Mechanism of enzyme action
1. Each enzyme molecule has a region with a very precise shape called the active site.
2. The substrate molecule fits into the active site of the enzyme like a key into a lock.
3. Various types of bonds including hydrogen bonds and ionic bonds hold the substrate(s) in the active site to form an enzyme-substrate complex.
4. The enzyme then changes the substrate(s) either by splitting it apart (as in hydrolysis) or linking them together (as in condensation).
5. Once formed, the products no longer fit into the active site and escape into the surrounding medium, leaving the active site free to receive other substrate molecule.
Enzyme + substrateà enzyme-substrate complexà enzymes + products
6. The explanation of enzyme action is known as the ‘lock and key’ hypothesis, where the substrate is like a key whose shape is complementary to the enzyme or lock.
7. The ‘lock and key’ hypothesis is able to explain:
a. why enzymes are specific, and
b. why any change in the shape of enzyme alters its effectiveness.
Factors affecting enzyme activity
(i) Temperature
1. At low temperature, the enzyme-catalysed reaction progresses slowly.
2. An increase in temperature leads to an increase in the rate of reaction because the kinetic energy of the enzyme and substrate molecules produces more collisions, and therefore more enzyme-substrate complexes are formed.
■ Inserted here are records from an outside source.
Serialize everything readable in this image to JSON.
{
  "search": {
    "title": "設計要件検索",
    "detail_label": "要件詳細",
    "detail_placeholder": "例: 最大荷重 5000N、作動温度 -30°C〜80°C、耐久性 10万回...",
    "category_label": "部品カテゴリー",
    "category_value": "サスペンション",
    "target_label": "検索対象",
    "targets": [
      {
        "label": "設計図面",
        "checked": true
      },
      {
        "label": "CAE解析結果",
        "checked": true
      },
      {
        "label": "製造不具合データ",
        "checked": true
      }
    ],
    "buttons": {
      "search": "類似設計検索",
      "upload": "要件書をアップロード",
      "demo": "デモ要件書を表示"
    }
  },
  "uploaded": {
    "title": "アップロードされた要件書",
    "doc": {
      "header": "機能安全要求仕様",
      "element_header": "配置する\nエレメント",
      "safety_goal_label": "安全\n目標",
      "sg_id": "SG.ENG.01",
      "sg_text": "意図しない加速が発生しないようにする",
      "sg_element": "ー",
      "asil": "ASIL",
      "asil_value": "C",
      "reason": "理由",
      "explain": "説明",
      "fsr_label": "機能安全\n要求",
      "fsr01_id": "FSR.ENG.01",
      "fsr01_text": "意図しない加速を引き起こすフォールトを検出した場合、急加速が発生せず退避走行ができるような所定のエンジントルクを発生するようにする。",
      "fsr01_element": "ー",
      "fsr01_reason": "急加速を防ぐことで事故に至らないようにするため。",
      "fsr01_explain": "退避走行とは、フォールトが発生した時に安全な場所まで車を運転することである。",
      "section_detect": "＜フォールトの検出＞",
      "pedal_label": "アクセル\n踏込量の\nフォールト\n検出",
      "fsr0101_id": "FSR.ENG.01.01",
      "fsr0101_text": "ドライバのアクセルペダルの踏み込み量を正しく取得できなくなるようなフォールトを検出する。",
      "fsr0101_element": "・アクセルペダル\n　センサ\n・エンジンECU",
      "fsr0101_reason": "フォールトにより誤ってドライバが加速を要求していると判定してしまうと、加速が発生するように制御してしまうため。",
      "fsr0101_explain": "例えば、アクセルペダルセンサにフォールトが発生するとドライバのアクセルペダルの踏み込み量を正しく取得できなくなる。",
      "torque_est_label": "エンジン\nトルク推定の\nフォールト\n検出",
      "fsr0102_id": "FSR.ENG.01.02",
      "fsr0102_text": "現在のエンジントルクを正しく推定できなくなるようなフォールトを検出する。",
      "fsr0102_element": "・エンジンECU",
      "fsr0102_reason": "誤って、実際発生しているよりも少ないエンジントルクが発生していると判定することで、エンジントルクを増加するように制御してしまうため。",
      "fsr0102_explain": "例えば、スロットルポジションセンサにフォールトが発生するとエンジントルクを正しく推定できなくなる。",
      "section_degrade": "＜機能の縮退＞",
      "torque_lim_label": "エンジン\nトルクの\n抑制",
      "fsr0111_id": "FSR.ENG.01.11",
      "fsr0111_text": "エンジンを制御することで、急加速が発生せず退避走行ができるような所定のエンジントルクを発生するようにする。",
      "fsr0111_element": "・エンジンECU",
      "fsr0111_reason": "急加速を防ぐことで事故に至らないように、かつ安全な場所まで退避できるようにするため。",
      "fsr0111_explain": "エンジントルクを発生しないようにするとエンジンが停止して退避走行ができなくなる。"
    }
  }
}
3. For every increase in temperature of 10° C, the rate of reaction is doubled.
4. The rate of reaction increase up to a maximum at the optimum temperature.
5. The optimum temperature of human enzymes is about 37° C.
6. Above the optimum temperature, the rate of reaction falls quickly because the bonds maintaining the structure of the enzymes start to break and the active site loses its shape.
7. The enzyme-substrate complexes can no longer be formed and the enzyme is denatured.
8. Most enzyme-catalysed reactions stop at about 60° C.
(ii) pH
1. Most enzymes are effective in a narrow pH range only.
2. The optimum pH is the particular pH at which the rate of reaction is fastest(maximum).
3. A change in pH can alter the charges on the active sites of the enzymes and the substrate surfaces. This can reduce the ability of both molecules to bind each other.
4. Unlike the effects of temperature on enzymes, the effects of pH on enzymes are normally reversible. When the pH in the environment reverts to the optimum level for the enzymes, the ionic charges on the active sites are restored. Thus, the enzyme resume their normal function.
5. Pepsin function most effectively in an acidic medium at pH of about 2. Pepsin is found in the stomach where the conditions are acidic.
6. Trypsin functions most effectively in an alkaline medium at about pH 8.5. It is found in the duodenum where conditions are alkaline.
(iii) Substrate concentration
1. Initially, an increase in substrate concentration increases the chance of enzyme-substrate collisions and, therefore,the rate of reaction increases.
2. Eventually, all the active sites are filled at any one time and the rate remains constant. The enzyme molecules are said to be saturated and the reaction has reached its maximum rate.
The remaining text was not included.